All aspects of design get a look in, from the first fitted kitchen to Olivetti posters to a selection of chairs. The Design Museum has always liked chairs. You'll like the evolutionary wall of gadgets, where all the branches (be they music, time, photography, communication or whatever) appear to end up at a Samsung smartphone. I remembered the modernist lemon squeezer from the previous DM's display, and wasn't surprised to find it again later in the museum shop. Almost everything's well labelled, and educationally so, although there are several hints that some of the displays aren't quite finished yet in the rush to get the place open. The filmed interviews on the big video wall, for example, are very interesting but aren't listed in sequence alongside, so felt like they'd probably have gone on forever if I'd stayed to watch. So much has been crammed in that this gallery's going to get quite squashed at weekends, so be warned that staff with clickers are poised to close it off if density passes critical.
So, what else can you see for nothing? The upper floor also has a wall of crowd-sourced design classics, and a small gallery devoted to a selection of Designers in Residence, some of whose goodies can be touched, and others merely admired. Clementine Blakemore has an additional exhibit outside in the one corner of the garden that isn't flats, a small geometric pavilion covering a bench, which on my visit absolutely no other visitors had spotted. Back inside the building there's a surprisingly cramped and downbeat cafe, technically a Coffee & Juice Counter, and a first floor restaurant whose absence of menu keeps all but the gilded of Kensington safely without. Oh, and don't forget to peek in the basement, where the Institute's opening plaques and its lovely Commonwealth map have been retained.

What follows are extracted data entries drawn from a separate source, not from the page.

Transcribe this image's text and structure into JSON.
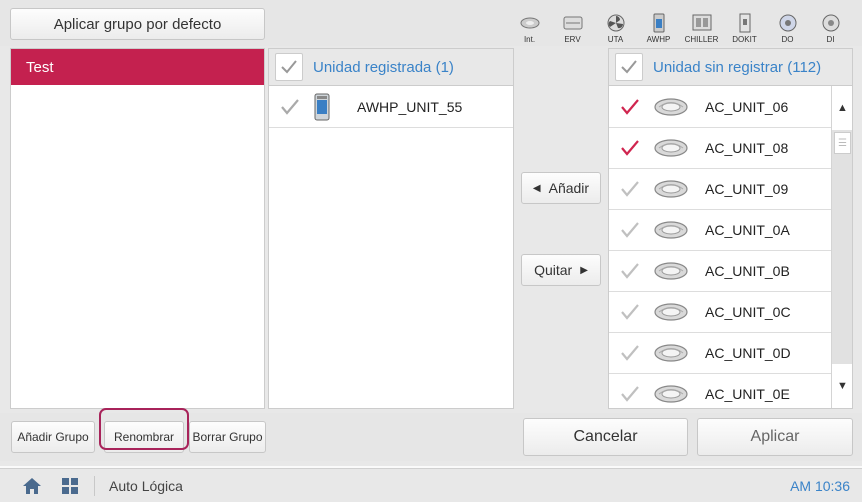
{
  "header": {
    "apply_default_label": "Aplicar grupo por defecto",
    "filters": [
      {
        "label": "Int.",
        "icon": "indoor-unit-icon"
      },
      {
        "label": "ERV",
        "icon": "erv-icon"
      },
      {
        "label": "UTA",
        "icon": "fan-icon"
      },
      {
        "label": "AWHP",
        "icon": "awhp-icon"
      },
      {
        "label": "CHILLER",
        "icon": "chiller-icon"
      },
      {
        "label": "DOKIT",
        "icon": "dokit-icon"
      },
      {
        "label": "DO",
        "icon": "do-icon"
      },
      {
        "label": "DI",
        "icon": "di-icon"
      }
    ]
  },
  "groups": {
    "selected": "Test"
  },
  "registered": {
    "header": "Unidad registrada (1)",
    "items": [
      {
        "name": "AWHP_UNIT_55",
        "checked": true
      }
    ]
  },
  "transfer": {
    "add_label": "Añadir",
    "remove_label": "Quitar"
  },
  "unregistered": {
    "header": "Unidad sin registrar (112)",
    "items": [
      {
        "name": "AC_UNIT_06",
        "checked": true
      },
      {
        "name": "AC_UNIT_08",
        "checked": true
      },
      {
        "name": "AC_UNIT_09",
        "checked": false
      },
      {
        "name": "AC_UNIT_0A",
        "checked": false
      },
      {
        "name": "AC_UNIT_0B",
        "checked": false
      },
      {
        "name": "AC_UNIT_0C",
        "checked": false
      },
      {
        "name": "AC_UNIT_0D",
        "checked": false
      },
      {
        "name": "AC_UNIT_0E",
        "checked": false
      }
    ]
  },
  "footer": {
    "add_group": "Añadir Grupo",
    "rename": "Renombrar",
    "delete_group": "Borrar Grupo",
    "cancel": "Cancelar",
    "apply": "Aplicar"
  },
  "taskbar": {
    "title": "Auto Lógica",
    "time": "AM 10:36"
  },
  "colors": {
    "accent": "#c4214f",
    "header_text": "#3a83c8",
    "check_active": "#d0254f",
    "check_inactive": "#aaaaaa"
  }
}
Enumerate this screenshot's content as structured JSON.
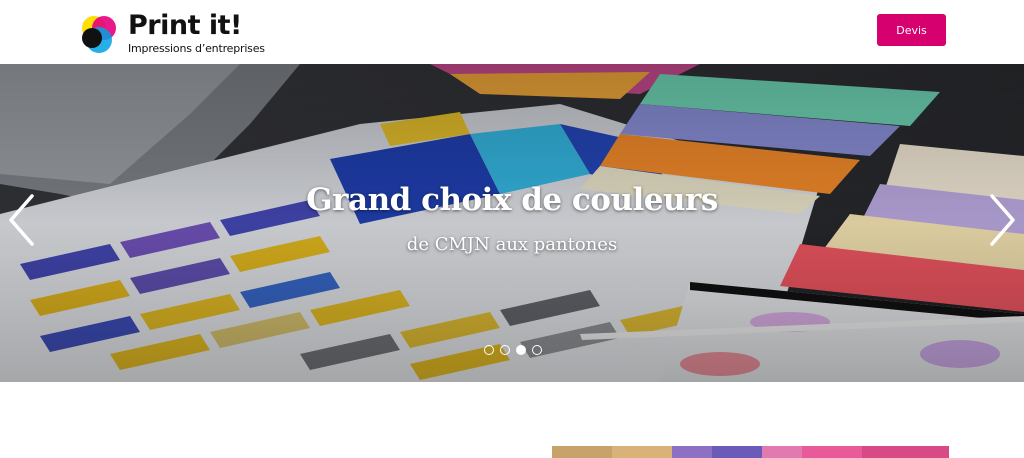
{
  "brand": {
    "name": "Print it!",
    "tagline": "Impressions d’entreprises",
    "colors": {
      "cyan": "#00a2e3",
      "magenta": "#e6007e",
      "yellow": "#ffde00",
      "black": "#111111"
    }
  },
  "header": {
    "cta_label": "Devis",
    "cta_color": "#d6006f"
  },
  "carousel": {
    "title": "Grand choix de couleurs",
    "subtitle": "de CMJN aux pantones",
    "prev_icon": "chevron-left-icon",
    "next_icon": "chevron-right-icon",
    "slide_count": 4,
    "active_index": 2
  }
}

And then there are the paid-for exhibitions. One's in the underground gallery, a two-storey showcase of the Designs of the Year, and the other's at the back of the ground floor and more general. Neither is cheap, and if you want to see them both it'll set you back more than £20, which is the privileged Kensington aesthetic writ large. I skipped the downstairs and treated myself to Fear and Love: Reactions to a Complex World. Eleven different scenarios are given space within, each with an emphasis on 'design in context', although you'd be hard pushed to guess the connection simply by wandering round.
The most memorable installation is an industrial robot whose arm follows you around, then gets bored and goes off and follows someone else. The meatiest installation is a 20 minute multimedia presentation about Grindr, the gay dating app, and how its location-based functionality has liberated millions but targeted state oppression on others. I was most unnerved by a series of crystalline death masks, Alien facehugger-style, artistically created to capture the wearer's last breath. I learnt a bit about Mongolia and recycling clothes by colour, and stayed an hour mostly by watching all the videos through to the end, but overall found the exhibition disjoint, inextensive and a bit hit and miss, so hardly a £14 must-see.
The must-see is the building, obviously, and the excellent free galleries on the second floor. Hurrah that the Design Museum is now housed somewhere worthy of the name, and that some of our country's finest technologies have been proudly recognised. If you have any youngsters with a creative bent, bring them, and have some plastic bricks or tools out ready to funnel the inspiration when you get home. But maybe avoid the next few weekends, because it's going to be rammed, and rightly so.